El 25 de mayo pasado se jugó la final de veteranos. Al leer esta nota a cualquier hincha de River lo primero que se le viene a la cabeza es por qué mierda el Enzo no se pone la 9 de la banda y nos dejamos de joder. Y, tal vez, no estaría mal discutir en serio ese tema.
Pero, accidentalmente, mi ojo se puso en otro lado. En la foto, el jugador de Argentinos que está por recibir el pelotazo es Tito Corsi. Tito Corsi la rompía en el patio de la Castrense, la iglesia que queda en Cabildo al 400. En su patio había una canchita de baldosas que abría sus puertas todas las tardes de 3 a 5 (ni un minuto antes, ni un minuto después) a todos aquellos pibes que querían acercarse a Dios a través de la pelota. Un camino válido, si se quiere, pegándole a tres dedos o de puntín.

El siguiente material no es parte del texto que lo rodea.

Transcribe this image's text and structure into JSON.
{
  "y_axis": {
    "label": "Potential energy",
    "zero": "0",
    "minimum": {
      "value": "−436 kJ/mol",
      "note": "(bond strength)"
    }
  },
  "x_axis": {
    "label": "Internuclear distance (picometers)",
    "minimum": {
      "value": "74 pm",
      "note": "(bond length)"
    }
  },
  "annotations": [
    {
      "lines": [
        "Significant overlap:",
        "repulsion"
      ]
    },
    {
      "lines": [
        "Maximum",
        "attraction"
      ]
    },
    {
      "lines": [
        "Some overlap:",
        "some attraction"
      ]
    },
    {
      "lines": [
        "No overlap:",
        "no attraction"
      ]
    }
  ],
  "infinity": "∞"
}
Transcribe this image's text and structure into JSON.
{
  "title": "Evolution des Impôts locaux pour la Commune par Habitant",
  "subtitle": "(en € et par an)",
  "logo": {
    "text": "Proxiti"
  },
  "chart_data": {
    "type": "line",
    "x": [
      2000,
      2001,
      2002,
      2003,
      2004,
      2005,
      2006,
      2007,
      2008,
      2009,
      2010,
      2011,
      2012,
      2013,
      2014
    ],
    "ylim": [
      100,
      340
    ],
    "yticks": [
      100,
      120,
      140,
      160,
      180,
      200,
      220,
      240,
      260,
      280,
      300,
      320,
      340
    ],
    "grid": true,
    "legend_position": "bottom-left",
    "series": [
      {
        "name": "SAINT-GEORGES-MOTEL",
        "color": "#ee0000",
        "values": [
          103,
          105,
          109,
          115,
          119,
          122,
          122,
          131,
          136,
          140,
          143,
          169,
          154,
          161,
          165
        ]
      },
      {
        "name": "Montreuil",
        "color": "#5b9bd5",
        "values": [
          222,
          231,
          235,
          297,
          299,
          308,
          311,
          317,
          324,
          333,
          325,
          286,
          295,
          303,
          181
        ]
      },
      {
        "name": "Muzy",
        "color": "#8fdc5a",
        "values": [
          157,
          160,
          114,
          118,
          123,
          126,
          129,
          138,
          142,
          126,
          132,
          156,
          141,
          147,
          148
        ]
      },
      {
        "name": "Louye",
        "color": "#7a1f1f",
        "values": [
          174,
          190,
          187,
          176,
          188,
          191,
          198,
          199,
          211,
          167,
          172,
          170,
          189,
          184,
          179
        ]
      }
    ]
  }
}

Tito hacía lo que quería a los 14 o 15 años. Tiraba seguidillas de caños, la mataba con el pecho, le pegaba de volea, tijeras, chilenas, de zurda, de derecha. Era generoso en el pase y solidario en la marca. Además, tenía una jugadita marca registrada: en plena carrera, pisaba la pelota, como parándose un segundo sobre ella y volvía a arrancar casi sin frenar. Era inevitable. Aunque sabías que te lo iba a hacer, te dejaba parado como un boludo. Tito era buen pibe, un flaco alto de esos que tienen el torso más largo que las piernas. Andaba siempre sonriendo. Pero no iba a misa. Pronto le perdí el rastro.
Cuando apareció en la primera de Argentinos (por los ochenta, más o menos), me acordé de sus pinceladas en el ámbito eclesiástico, esa gracia para moverse, la fina estampa de un crack. Me llamó la atención que Tito fuera considerado un mediocampista rústico, tosco y casi intrascendente. Inclusive tildado de mala leche en algún que otro partido. Pasa, supongo, con los que conocimos a alguien que después se hace famoso: no nos olvidamos lo que alguna vez dijeron de él. No lo supieron apreciar.
Los otros días Tito se enfrentó en la cancha con ídolo de toda mi vida. Pero que me perdone, yo en su lugar no me tapaba la cara. Hubiera rezado para que el pelotazo me pegara en un ojo para luego poder decir que el moretón me lo había hecho el Enzo Francescoli.